The chemo-free combination of rituximab and lenalidomide (R2) has been showed activity in a significant proportion of older patients with diffuse large B-cell lymphoma (DLBCL). Lenalidomide could enhance the cytotoxicity induced by checkpoint blockade in vitro. Herein, we did a phase 2 trial of sintilimab, rituximab, and lenalidomide (sR2) to evaluate the efficacy and safety in older patients with de novo DLBCL.
Eligible patients were aged older than70 years or older than 60 years with ECOG PS ≥ 2, newly diagnosed DLBCL. Patients were administered a maximum of 8 28-day cycles of 10 mg oral lenalidomide from days 1 to 21, IV rituximab 375 mg/m2 and sintilimab 200mg on day 1, with response assessment after cycles 4 and 8. Patients with partial response or complete response (CR) at cycle 8 were administered lenalidomide 10 mg/d from days 1 to 21 for every 28 cycles for a total of 2 years or until progression or unacceptable toxicity. The primary endpoint in this study was complete response rate (CRR) after 8 cycles or at the end of the induction treatment. The secondary end point was 2-year overall survival, progression-free survival, overall response rate (ORR) and treatment-emergent adverse events.

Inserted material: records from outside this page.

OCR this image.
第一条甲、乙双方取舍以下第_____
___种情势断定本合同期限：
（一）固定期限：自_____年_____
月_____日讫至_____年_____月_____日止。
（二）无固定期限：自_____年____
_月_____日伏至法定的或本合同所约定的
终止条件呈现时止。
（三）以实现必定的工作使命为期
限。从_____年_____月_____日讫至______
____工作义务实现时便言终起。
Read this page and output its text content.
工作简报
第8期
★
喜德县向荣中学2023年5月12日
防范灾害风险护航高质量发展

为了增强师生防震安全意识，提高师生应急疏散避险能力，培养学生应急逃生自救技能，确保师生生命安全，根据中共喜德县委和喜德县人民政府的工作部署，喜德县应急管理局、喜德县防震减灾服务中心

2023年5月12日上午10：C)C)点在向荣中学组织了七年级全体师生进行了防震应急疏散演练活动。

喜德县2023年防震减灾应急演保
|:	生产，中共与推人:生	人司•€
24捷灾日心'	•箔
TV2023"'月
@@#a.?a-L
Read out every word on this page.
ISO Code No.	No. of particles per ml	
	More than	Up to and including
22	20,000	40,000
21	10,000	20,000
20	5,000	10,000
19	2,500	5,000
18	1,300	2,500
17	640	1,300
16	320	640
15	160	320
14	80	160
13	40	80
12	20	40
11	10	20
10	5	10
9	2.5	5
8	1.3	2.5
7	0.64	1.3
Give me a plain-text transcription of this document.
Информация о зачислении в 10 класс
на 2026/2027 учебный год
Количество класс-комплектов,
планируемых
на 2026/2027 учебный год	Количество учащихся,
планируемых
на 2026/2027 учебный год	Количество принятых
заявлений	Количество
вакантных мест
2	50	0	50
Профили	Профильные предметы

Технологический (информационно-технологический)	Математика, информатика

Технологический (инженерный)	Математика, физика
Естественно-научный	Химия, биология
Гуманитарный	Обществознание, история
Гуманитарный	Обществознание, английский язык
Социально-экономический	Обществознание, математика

Until April 9, 2024, A total of 18 older DLBCL patients were enrolled and 14 of them was evaluated. The median age of the patients in this study was 75 years old (range 68-70) and 2 (11.1%) patients had a poor performance status with an ECOG score of 2 or greater. 12 (85.7%) patients achieved an overall response at the end of the induction treatment, with 11 (78.6%) achieving a complete response. With a median follow up of 8.9 months, the 1-year progression-free survival and overall survival were 80.8% and 92.9%, respectively. Common grade 3-4 adverse events were hematological toxicities (neutropenia in 4 patients (28.6%), thrombocytopenia in 3 patients (21.4%), anemia in 3 (21.4%). No treatment-related deaths were reported.
A chemotherapy-free sR2 regimen is clinically effective and safe and warrants further investigation in older patients with DLBCL.
No relevant conflicts of interest to declare.